İki yıl önce yani 17 Haziran 2019'da Şehid Muhammed Mursi, arzuladığı şehadet şerbetini içerek rabbine yürüdü.

Şehadetin, mübarek makamın ali olsun Ey Şehid.

Biliyor ve inanıyoruz ki sen ölmedin ve aramızdasın. Firavuni düzene karşı mücadelenin enerjisi oldun. Kararlılığınla yöneticilere örnek, dik duruşunla davetçilere ilham kaynağı olmaya devam ediyorsun.

Dünya zindanından ölümsüzlüğe doğru yola çıktın. Orada seni bekleyen El Benna’lara, Kutup’lara, Udeh’lere selam söyle. Ve onlara de ki, “Ey bu topraklara tohum eken ve kanlarıyla sulayan azizler; sizin ektiğiniz tohumların meyvesi size gönderdiğimiz yüzlerce şehidlerdir. Ben de onun meyvesi ve şahidiyim.”

Şehadetin dünya Müslümanları için büyük bir kayıp oldu. Çünkü gözbebeğimiz Kudüs bir muhafızını, Ümmet ise bir ağabeyini kaybetti. Şehadetine çok üzülsek de, “Bu dava çok büyüktür. En iyilerimizi feda etmeliyiz” anlayışı bize teselli veriyor.

Senin katilin sadece Firavun Sisi ve avenesi değil, aynı zamanda büyük şeytan ABD, İslam Coğrafyasındaki fitnelerin mimarı İngiltere, Siyonist israil, onların maşası Suud ve daha nice Firavunlardır.

Ey Şehid Muhammed Mursi!

Sana Musa (as)’nın varisi, Yusuf (as)’un kader ortağı ve Mısır Yusufilerinin ağabeyi diyorlardı. Evet, sen izzetli mücadelenle, vakur duruşunla, bunu ispatlamıştın. Şehadetin ise kıyamet gününde bunun doğruluğuna şahit olacaktır.

Siz de iyi biliyorsunuz ki mezhepçilik ve nesepçilik fitnesi ümmeti yüzlerce parçaya bölmüş. Kardeşlik saflarımızın arasında şeytanlar cirit atıyor.
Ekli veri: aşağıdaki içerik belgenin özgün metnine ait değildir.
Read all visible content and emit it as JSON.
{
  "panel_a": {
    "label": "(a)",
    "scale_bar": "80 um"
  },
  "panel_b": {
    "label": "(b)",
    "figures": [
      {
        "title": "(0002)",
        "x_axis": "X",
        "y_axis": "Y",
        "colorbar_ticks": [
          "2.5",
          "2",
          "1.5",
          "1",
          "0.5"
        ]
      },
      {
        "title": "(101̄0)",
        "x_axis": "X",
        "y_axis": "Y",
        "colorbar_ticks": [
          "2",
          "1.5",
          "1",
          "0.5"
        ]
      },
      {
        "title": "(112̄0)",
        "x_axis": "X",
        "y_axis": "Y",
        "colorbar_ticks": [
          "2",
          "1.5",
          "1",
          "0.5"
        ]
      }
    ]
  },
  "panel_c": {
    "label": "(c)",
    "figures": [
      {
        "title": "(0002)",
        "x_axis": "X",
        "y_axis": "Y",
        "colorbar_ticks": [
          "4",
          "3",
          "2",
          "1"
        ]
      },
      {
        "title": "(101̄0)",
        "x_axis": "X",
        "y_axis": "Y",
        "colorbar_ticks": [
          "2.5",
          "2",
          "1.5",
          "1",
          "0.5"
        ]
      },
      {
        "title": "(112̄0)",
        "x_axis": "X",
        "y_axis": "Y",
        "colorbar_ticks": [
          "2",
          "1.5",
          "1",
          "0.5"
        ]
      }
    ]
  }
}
Belki bunun en büyük bedelini de siz ödediniz. Rabbim mazlumca şehadetinizi bu fitne ateşinin sönmesine vesile kılsın.

Mücadelenizi, azminizi, kararlılığınızı sizin cümlelerinizle anlatmaya çalışacağım. Demiştiniz ya, “Çocuklarımız bizler için ‘onlar adamdı’ diyecekler.” Evet, şahidiz ki sadece çocuklarınız değil vicdan sahibi tüm insanlar sizler için “onlar adamdı” diyorlar.

Demiştiniz ya, “Bizi toprağa gömdüler, fakat tohum olduğumuzu bilmiyorlardı.” Sizin bu cümlenizi emperyalizmin maşası Sisiler anlayamazlar. İnanıyoruz ki, bu tohumların meyvesi Musa'lar (as) olacak ve Kızıldeniz’i onlara mezar edecektir.

Demiştiniz ya, “Düşmanlarım bana ne yapabilirler ki, ben cenneti yüreğimde taşıyorum. Öldürülmem şehadettir.” Şahidiz ki Firavunlardan korkmadın, İslam’ın izzetini muhafaza ettin. Cennete ve şehadete âşıktın. Allah da aşığı maşukuna kavuşturdu. Mübarek olsun.

Demiştiniz ya, “Hücreme Kur’an-ı Kerim’in girmesini yasakladılar ama onu otuz yıl önce ezberlediğimi unuttular ve ona dokunabilmeyi çok isterdim…” Evet, Kur’an-ı Kerim’i yüreğinde ve hafızanda taşıyordun. Son nefesine kadar da onun hükümlerini hayatında tatbik ettiğine şahitlik ediyoruz. Kur’an hamili idin, onun şehidi de oldun.

Firavun Sisi ve avenesi seni Mısır’da unutturmak istediler. Şehadetinle artık sadece Mısır’da değil tüm ümmetin kalbindesiniz.

Selam sizlere Musa (as)’nın varisleri.

Selam sizlere Yusuf (as)’un kader arkadaşları.

Selam sizlere Ey hayatlarını imanlarına şahit kılan şehitler.